Le capitaine Richie McCaw soulève la Coupe Webb Ellis.
Le capitaine Richie McCaw soulève la Coupe Webb Ellis. REUTERS/Dylan Martinez

Carter et les All Blacks se sont aujourd'hui taillé une place éternelle dans la légende du rugby. Le capitaine et flanker emblématique Richie McCaw (34 ans) s'est sans doute offert aussi une sortie triomphale, avec une 131e victoire pour sa 148e et probablement dernière sélection. Cette fois, le combat face aux Wallabies a été plus intense et plus technique et les Australiens n’ont jamais renoncé.

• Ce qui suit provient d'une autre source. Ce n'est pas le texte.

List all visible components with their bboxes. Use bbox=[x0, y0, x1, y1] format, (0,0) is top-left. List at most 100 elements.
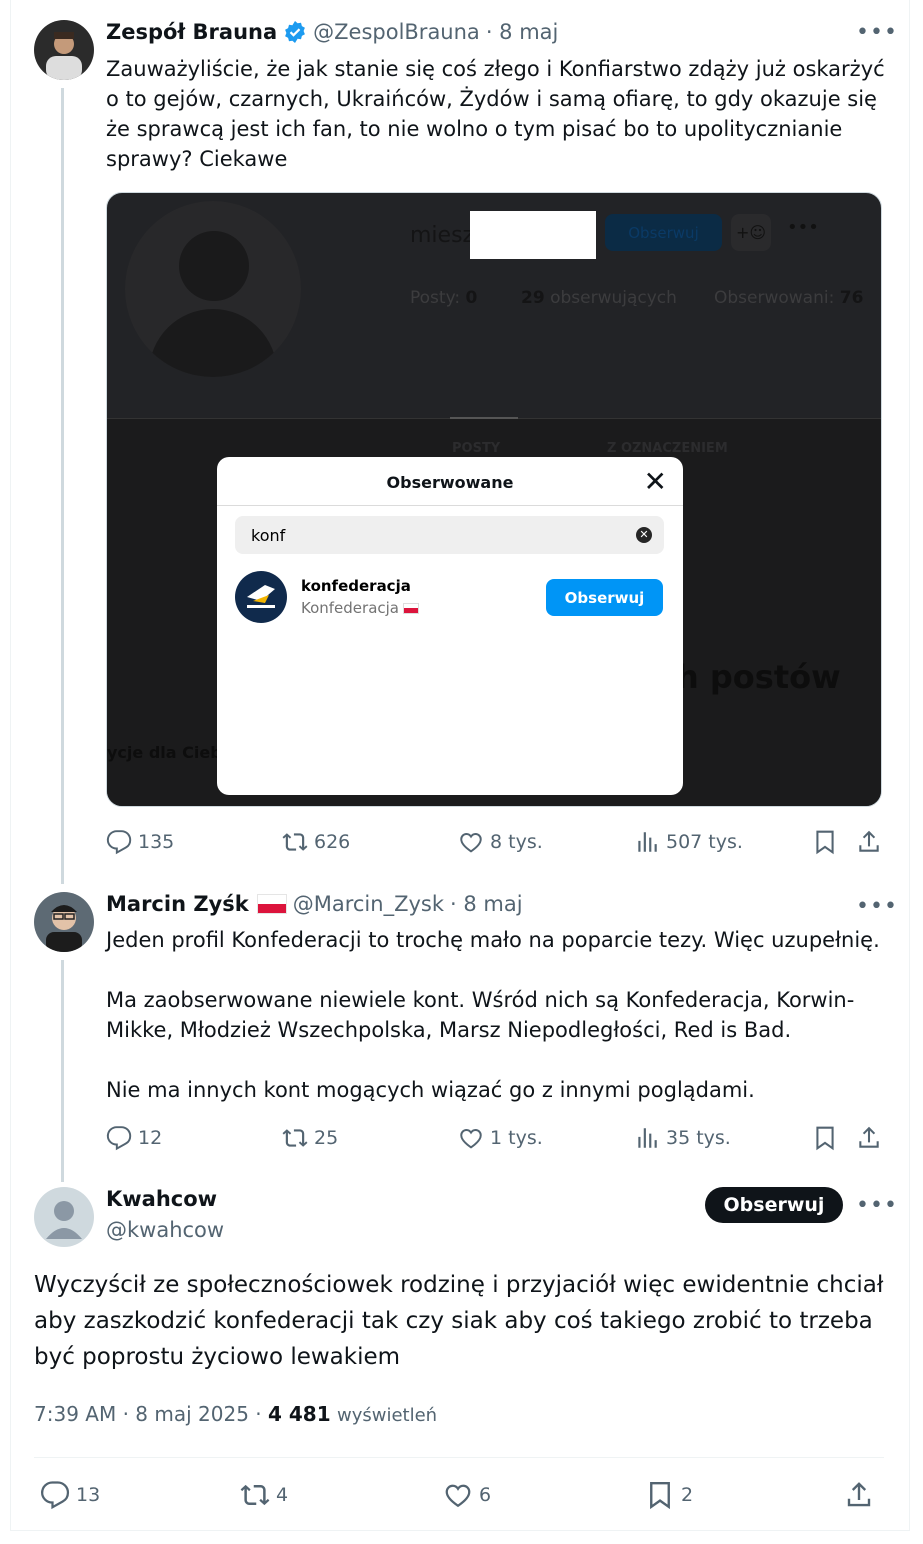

Un peu chahutés à l'heure de jeu, les All Blacks ont mis un coup d’accélérateur en fin de partie pour prendre le large. Il faut souligner que lors de la première période, les Néo-Zélandais s’étaient déjà détachés grâce à un essai de l'ailier Nehe Milner-Skudder transformé par Dan Carter et un deuxième juste au retour des vestiaires par Ma'a Nonu. Menés 21 à 3, les Wallabies vacillaient au bord du précipice, en dépit d'efforts défensifs considérables. 

Et puis un grain de sable a soudainement enrayé la mécanique néo-zélandaise, en l'occurrence un carton jaune à l'arrière Ben Smith pour un plaquage dangereux à quelques centimètres de sa ligne d'en-but (52e).

Ne pas céder à l'affolement

Réduits à 14 contre 15, les All Blacks ont souffert, encaissant dans la foulée un essai de David Pocock, une des figures de la compétition, puis un second du centre remplaçant Kurtley Beale (21-17, 63e). La force des partenaires de Richie McCaw fut alors de ne pas céder à l'affolement et d'inverser la dynamique. Comme lors de la demi-finale remportée contre l'Afrique du Sud (20-18), un drop de Dan Carter, claqué de 40 mètres, a soulagé la pression sur les épaules All Blacks. L'ouvreur ajoutait cinq minutes plus tard une pénalité (27-17) et un dernier essai en contre de Beauden Barrett scellait le sort d'une magnifique partie, qui installait les All Blacks au Panthéon du sport.

Tous sports confondus, peu d'équipes auront été aussi dominatrices que les Néo-Zélandais ces quatre dernières années. Depuis leur titre conquis dans leur jardin d'Eden d'Auckland en octobre 2011 face à la France (8-7), les hommes du sélectionneur Steve Hansen affichent un bilan ahurissant de quarante-neuf victoires, deux matches nuls et trois défaites seulement.